Asuntos internos

Las fotos que nos miran

. Foto: Cedoc Perfil

Un arte no es tanto un arte por lo que es en sí, sino también por el arte que a su vez es capaz de producir. La importancia de los bigotes que Marcel Duchamp dibujó a la Gioconda reside en eso, en haber liberado al arte de la mortaja que significaba el sueño aspiracional de terminar expuesto en un museo, y a la hora de evaluarlo importa menos la obra en sí que lo que la obra desencadenó. La fotografía, por ejemplo, es maravillosa en sí misma, pero también es maravillosa toda la literatura que fue capaz de generar. Walter Benjamin, Susan Sontag, John Berger, Roland Barthes, Raúl Beceyro y, ahora, Katja Petrowskaja, aportaron al arte de fotografíar aquello sin lo cual no tiene sentido sacar fotografías: enseñan a mirar.

De Katja Petrowskaja, nacida en Ucrania, residente en Alemania, había leído hace años Tal vez Esther (Adriana Hidalgo), lo único que puede encontrarse de ella publicado en español, en una excepcional versión traducida por Nicolás Gelormini. Pero eso fue hace mucho, diez años tal vez, y me había olvidado de ella. Pero ahora supe de la existencia de Das Foto schaute mich an (La foto me miraba), que encontré en versión italiana (La foto mi guardava) en ZLibrary.
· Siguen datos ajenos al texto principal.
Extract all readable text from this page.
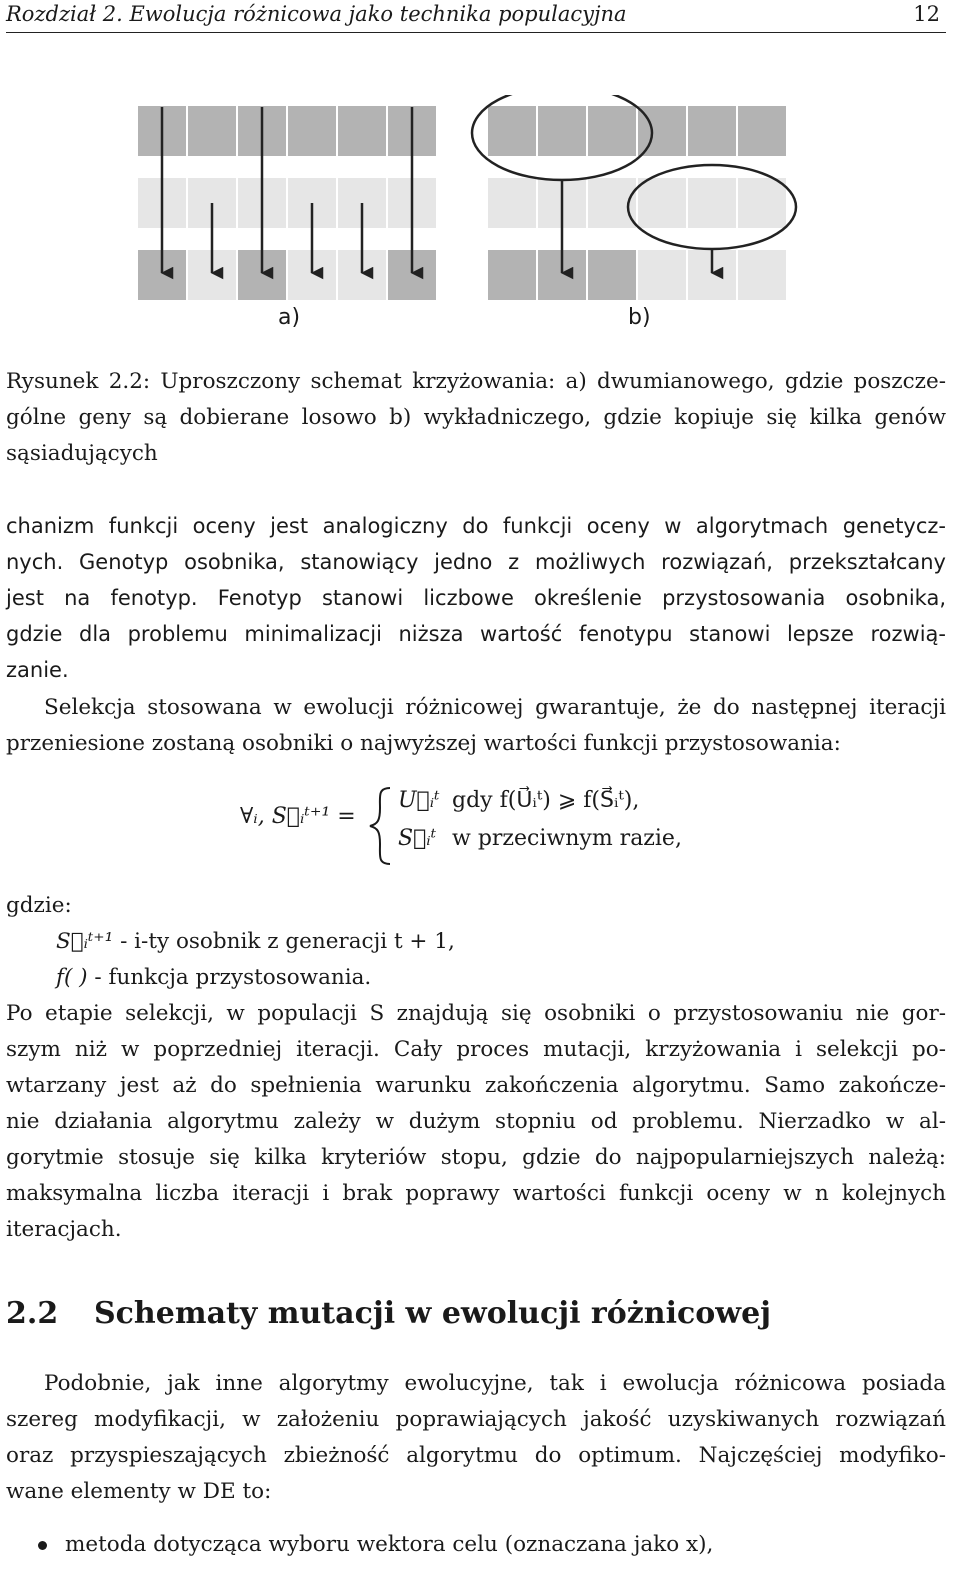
Rozdział 2. Ewolucja różnicowa jako technika populacyjna	12
a)	b)
Rysunek 2.2: Uproszczony schemat krzyżowania: a) dwumianowego, gdzie poszcze-
gólne geny są dobierane losowo b) wykładniczego, gdzie kopiuje się kilka genów
sąsiadujących
chanizm funkcji oceny jest analogiczny do funkcji oceny w algorytmach genetycz-
nych. Genotyp osobnika, stanowiący jedno z możliwych rozwiązań, przekształcany
jest na fenotyp. Fenotyp stanowi liczbowe określenie przystosowania osobnika,
gdzie dla problemu minimalizacji niższa wartość fenotypu stanowi lepsze rozwią-
zanie.
Selekcja stosowana w ewolucji różnicowej gwarantuje, że do następnej iteracji
przeniesione zostaną osobniki o najwyższej wartości funkcji przystosowania:
∀ᵢ, S⃗ᵢᵗ⁺¹ =
U⃗ᵢᵗ gdy f(U⃗ᵢᵗ) ⩾ f(S⃗ᵢᵗ),
S⃗ᵢᵗ w przeciwnym razie,
gdzie:
S⃗ᵢᵗ⁺¹ - i-ty osobnik z generacji t + 1,
f( ) - funkcja przystosowania.
Po etapie selekcji, w populacji S znajdują się osobniki o przystosowaniu nie gor-
szym niż w poprzedniej iteracji. Cały proces mutacji, krzyżowania i selekcji po-
wtarzany jest aż do spełnienia warunku zakończenia algorytmu. Samo zakończe-
nie działania algorytmu zależy w dużym stopniu od problemu. Nierzadko w al-
gorytmie stosuje się kilka kryteriów stopu, gdzie do najpopularniejszych należą:
maksymalna liczba iteracji i brak poprawy wartości funkcji oceny w n kolejnych
iteracjach.
2.2 Schematy mutacji w ewolucji różnicowej
Podobnie, jak inne algorytmy ewolucyjne, tak i ewolucja różnicowa posiada
szereg modyfikacji, w założeniu poprawiających jakość uzyskiwanych rozwiązań
oraz przyspieszających zbieżność algorytmu do optimum. Najczęściej modyfiko-
wane elementy w DE to:
metoda dotycząca wyboru wektora celu (oznaczana jako x),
La foto me miraba del título es en realidad la primera frase del libro, que reúne los artículos que Petrowskaja empezó a publicar en el diario Frankfurter Allgemeine Sonntagszeitung en 2015, poco después de la anexión de Crimea y el comienzo de la guerra en la Ucrania oriental. El libro une historia y autobiografía en una forma de texto que no es del todo original, pero a quién le importa la originalidad. El título sugiere la idea de una imagen que se vuelve viva y describe a la perfección el trabajo de Petrowskaja: hacernos entender, exactamente, qué le atraía en cada fotografía analizada. Cosa que parece fácil, pero no lo es. Es decir, podemos entender con facilidad cuando una foto nos atrae, pero saber el porqué... A veces creemos que es algo que al final se vuelve otra cosa. O durante mucho tiempo pensamos haber comprendido en qué reside esa atracción para luego, en cualquier momento, cruzando la calle o mirando una vidriera, comprender que no, que lo que nos atraía era algo diferente.

A veces es el recuerdo de una infancia feliz o infeliz, a veces es el modo es que está administrado el espacio, a veces es un simple rayo de luz. Pero siempre hay algo más en una buena foto: ninguna se entrega fácilmente, devela su sentido y sus secretos con total facilidad y soltura. La sensación de que un minero del Donbass fotografiado mientras fuma un cigarrillo nos está mirando es una especie de antítesis de La obra de arte en la época de la reproductibilidad técnica, de Benjamin: allí donde Benjamin habla de la pérdida del aura, en Petrowskaja el aura cobra vida. Ese es el esquema, tan noble y delicado, de Petrowskaja: reduce y vuelve a vivir momentos de la pequeña y de la gran historia del siglo XX a través de una batería de imágenes muy variadas, en una especie de inversión hermenéutica, revisando el pasado (la foto siempre es pasado), pero también poniéndolo en duda. Para Petrowskaja hay un mundo real y un mundo posible. Y tal vez el que emerge en este libro es más el segundo que el primero. La fotografía, más que cualquier otro arte, lleva al observador a plantearse preguntas. Más que en ningún otro arte, el fotógrafo oficia de traductor de lo que tiene delante (dejando de lado la resignación de ambos a que su nombre aparezca casi siempre en letra ínfima).

En el arco de seis años, la escritora publicó y comentó setenta fotografías. La mirada de aquel minero no es solo representación, sino una pregunta dirigida a quien mira, que no sabe si ver en la foto desesperación, sabiduría, angustia o rabia. Lo que le sirve a Petrowskaja para reflexionar sobre la naturaleza y los límites de la estética y su declinación desde un punto de vista poco ético. Es decir, preguntarse qué puede hacer el arte frente a una tragedia.